Smarter routing with nested resources

I have a number of resources that I want to access in various scopes. The index action would change slightly depending on its scope, but the rest of the actions would be identical aside from needing to preserve the url scope in links and redirects.

For example:

map.resources :categories do |categories|   categories.resources :products do |products|     products.resources :components   end end

map.resources :products do |products|   products.resources :components end

map.resources :components

This enables the following routes all to work:

/categories/1/products/1/components/1 /products/1/components/1 /components/1

However, if I understand correctly, I have to specify which route in the named routes:

category_product_components_path product_components_path components_path

I'd like to be able to use components_path and have it be smart enough based on the options and params to preserve as much scoped routing as possible.
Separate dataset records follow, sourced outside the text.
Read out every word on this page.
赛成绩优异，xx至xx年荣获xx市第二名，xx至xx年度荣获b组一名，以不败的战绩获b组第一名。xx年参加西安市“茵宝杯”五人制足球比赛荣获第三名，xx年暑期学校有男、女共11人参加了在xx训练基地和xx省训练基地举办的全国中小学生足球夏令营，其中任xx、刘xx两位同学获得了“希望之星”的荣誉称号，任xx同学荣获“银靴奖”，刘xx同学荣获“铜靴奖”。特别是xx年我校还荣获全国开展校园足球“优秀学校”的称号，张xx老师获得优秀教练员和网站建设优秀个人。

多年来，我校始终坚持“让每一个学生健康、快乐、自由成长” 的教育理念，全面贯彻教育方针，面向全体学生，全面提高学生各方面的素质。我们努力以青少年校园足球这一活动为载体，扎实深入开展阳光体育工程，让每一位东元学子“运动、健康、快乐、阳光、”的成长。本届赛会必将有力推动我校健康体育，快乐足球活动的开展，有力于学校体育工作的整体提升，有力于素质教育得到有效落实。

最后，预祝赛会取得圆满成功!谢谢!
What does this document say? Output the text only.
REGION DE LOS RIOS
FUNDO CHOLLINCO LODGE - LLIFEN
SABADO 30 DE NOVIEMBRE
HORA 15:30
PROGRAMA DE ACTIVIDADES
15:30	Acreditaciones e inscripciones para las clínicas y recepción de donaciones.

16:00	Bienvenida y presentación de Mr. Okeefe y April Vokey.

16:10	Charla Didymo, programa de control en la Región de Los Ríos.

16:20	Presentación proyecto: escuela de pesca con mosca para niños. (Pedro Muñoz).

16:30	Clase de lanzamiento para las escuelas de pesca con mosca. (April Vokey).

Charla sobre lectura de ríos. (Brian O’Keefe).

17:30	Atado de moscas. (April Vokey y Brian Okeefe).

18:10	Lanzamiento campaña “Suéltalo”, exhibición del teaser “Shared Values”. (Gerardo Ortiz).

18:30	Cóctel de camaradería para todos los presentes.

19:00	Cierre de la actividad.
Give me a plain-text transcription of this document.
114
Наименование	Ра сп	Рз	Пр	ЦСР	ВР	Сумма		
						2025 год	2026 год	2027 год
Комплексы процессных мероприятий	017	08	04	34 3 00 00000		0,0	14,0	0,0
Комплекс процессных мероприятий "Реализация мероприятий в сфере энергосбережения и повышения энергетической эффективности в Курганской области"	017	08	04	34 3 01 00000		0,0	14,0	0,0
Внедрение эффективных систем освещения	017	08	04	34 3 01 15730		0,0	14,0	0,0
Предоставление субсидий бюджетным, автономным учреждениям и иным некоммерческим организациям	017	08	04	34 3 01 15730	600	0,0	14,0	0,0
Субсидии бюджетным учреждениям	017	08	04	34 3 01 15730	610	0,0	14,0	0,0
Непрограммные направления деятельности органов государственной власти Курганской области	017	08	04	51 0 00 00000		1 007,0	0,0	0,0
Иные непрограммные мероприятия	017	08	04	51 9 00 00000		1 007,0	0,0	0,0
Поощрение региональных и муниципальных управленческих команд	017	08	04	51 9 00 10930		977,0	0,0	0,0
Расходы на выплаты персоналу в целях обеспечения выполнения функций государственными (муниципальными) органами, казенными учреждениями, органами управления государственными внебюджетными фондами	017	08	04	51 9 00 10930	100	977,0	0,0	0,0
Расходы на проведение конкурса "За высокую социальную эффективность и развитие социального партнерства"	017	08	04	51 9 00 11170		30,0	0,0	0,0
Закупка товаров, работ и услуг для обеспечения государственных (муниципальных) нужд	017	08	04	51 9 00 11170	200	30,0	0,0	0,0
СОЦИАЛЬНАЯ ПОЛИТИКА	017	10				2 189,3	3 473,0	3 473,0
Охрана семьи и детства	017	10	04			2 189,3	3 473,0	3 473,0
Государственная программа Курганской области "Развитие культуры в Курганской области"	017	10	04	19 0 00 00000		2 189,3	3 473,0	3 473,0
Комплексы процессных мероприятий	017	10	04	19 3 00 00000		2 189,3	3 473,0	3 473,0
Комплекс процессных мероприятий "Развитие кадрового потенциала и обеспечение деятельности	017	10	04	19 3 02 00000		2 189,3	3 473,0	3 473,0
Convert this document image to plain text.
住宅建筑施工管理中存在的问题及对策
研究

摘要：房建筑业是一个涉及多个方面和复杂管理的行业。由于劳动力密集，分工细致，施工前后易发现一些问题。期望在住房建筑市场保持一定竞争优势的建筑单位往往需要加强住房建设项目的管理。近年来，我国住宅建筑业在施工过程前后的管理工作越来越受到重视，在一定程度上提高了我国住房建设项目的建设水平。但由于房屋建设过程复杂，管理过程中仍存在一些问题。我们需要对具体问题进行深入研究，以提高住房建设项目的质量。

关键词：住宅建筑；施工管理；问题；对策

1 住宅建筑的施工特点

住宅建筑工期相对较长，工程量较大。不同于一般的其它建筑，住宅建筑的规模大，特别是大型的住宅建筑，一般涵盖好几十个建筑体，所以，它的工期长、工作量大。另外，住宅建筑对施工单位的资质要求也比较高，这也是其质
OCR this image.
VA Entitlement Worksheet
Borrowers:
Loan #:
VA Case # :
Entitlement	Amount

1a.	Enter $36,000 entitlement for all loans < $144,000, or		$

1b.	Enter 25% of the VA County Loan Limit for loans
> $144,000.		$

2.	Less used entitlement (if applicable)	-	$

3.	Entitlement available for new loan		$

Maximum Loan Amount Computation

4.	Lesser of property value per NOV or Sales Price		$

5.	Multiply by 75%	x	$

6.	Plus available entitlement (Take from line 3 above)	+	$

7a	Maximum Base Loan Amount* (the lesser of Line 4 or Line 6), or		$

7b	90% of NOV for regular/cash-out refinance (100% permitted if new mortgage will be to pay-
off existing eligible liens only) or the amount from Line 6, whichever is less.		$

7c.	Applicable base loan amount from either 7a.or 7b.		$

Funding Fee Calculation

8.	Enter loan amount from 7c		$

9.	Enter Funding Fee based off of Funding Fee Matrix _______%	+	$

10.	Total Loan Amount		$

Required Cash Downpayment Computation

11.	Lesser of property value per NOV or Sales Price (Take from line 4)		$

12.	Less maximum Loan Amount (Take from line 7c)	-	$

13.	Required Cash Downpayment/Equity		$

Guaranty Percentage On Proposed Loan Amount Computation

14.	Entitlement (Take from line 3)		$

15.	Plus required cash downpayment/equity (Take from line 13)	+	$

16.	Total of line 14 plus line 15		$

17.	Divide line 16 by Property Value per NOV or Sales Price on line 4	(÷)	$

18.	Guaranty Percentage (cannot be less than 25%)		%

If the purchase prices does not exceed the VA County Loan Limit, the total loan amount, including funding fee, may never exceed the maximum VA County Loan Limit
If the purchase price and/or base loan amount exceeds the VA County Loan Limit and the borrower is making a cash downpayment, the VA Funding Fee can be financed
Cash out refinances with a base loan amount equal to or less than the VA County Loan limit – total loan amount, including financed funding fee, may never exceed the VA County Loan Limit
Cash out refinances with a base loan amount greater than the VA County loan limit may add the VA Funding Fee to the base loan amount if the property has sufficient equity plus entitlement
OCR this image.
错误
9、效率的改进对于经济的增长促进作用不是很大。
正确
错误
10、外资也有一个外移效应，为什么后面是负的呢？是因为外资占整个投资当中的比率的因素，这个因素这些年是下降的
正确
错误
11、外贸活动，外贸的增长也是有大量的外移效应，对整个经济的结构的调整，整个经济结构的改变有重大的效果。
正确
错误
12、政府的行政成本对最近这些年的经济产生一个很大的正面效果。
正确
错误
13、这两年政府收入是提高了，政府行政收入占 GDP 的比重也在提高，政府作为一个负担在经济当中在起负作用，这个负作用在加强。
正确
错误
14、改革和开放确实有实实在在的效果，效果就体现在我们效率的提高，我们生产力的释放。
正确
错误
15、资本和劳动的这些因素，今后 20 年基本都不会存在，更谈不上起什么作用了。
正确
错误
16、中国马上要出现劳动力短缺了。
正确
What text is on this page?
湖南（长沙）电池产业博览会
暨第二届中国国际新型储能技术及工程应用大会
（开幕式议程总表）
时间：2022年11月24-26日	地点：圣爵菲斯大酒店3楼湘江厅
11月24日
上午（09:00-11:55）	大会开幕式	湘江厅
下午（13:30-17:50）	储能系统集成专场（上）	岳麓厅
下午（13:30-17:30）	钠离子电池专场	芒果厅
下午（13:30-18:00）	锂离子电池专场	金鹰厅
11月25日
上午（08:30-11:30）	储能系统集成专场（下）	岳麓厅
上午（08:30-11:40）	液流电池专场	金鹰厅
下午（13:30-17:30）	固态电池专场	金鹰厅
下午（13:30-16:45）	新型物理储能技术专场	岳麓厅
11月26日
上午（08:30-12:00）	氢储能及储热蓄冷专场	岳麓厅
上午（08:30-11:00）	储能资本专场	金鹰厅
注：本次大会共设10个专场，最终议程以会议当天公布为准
For example:

Calling components_path in /categories/1/products/1 -> /categories/1/products/1/components Calling components_path in /products/1 -> /products/1/components Calling components_path somewhere else -> /components

Is there any way to do this?

category_product_components_path is the only way afaik, without hacking up your own version of it.

Why would you need to have 3-level deep nested routes anyway? “/categories/1/products/1/components/1/” Really all you’re looking at here is the component, who cares what category and product it’s from, you can do that query in the controller.

Ryan Bigg wrote:

category_product_components_path is the only way afaik, without hacking up your own version of it.

Why would you need to have 3-level deep nested routes anyway? “/categories/1/products/1/components/1/” Really all you’re looking at here is the component, who cares what category and product it’s from, you can do that query in the controller.

For the components index page I need to know if I should display all components or only those that belong to the given product. For the actions like show, edit and update I need to preserve that state so when I go back to the index I go back to the right index page. The user will start on an index page at some level of scoping, he then goes to show a component. At this point I have the referer so I don’t have a problem going back yet. Then if he goes from show to edit and update that component. At this point if I’m only at “/components/1” I have no way of knowing what index page I should go back to.

In my production system I have many resources that have many relations (one model has ~30 associations). So there are are many places where I need an index of all records that belong to another, to be able to do multiple actions to an individual record, and finally go back to the original index page.

I have used the session to to store where I should go back to, but that has its own nasty set of problems. It seems that this state should be kept in the URL.

Ok, well /products/1/components/1 will let you go back as far as you need to go back, right?

Ryan Bigg wrote:

Ok, well /products/1/components/1 will let you go back as far as you need to go back, right? Correct, assuming I came through /categories/products/1. The problem is I may have just come through /products/1. I basically just need to keep whatever the prefix is before the /components. I have hacked together some custom url helpers in which I list all the possible entrance paths and the params that trigger that path. It more or less works, but in theory all the information I’m duplicating in those helpers exists in the routes somewhere. Maybe I should look into reflecting on routes.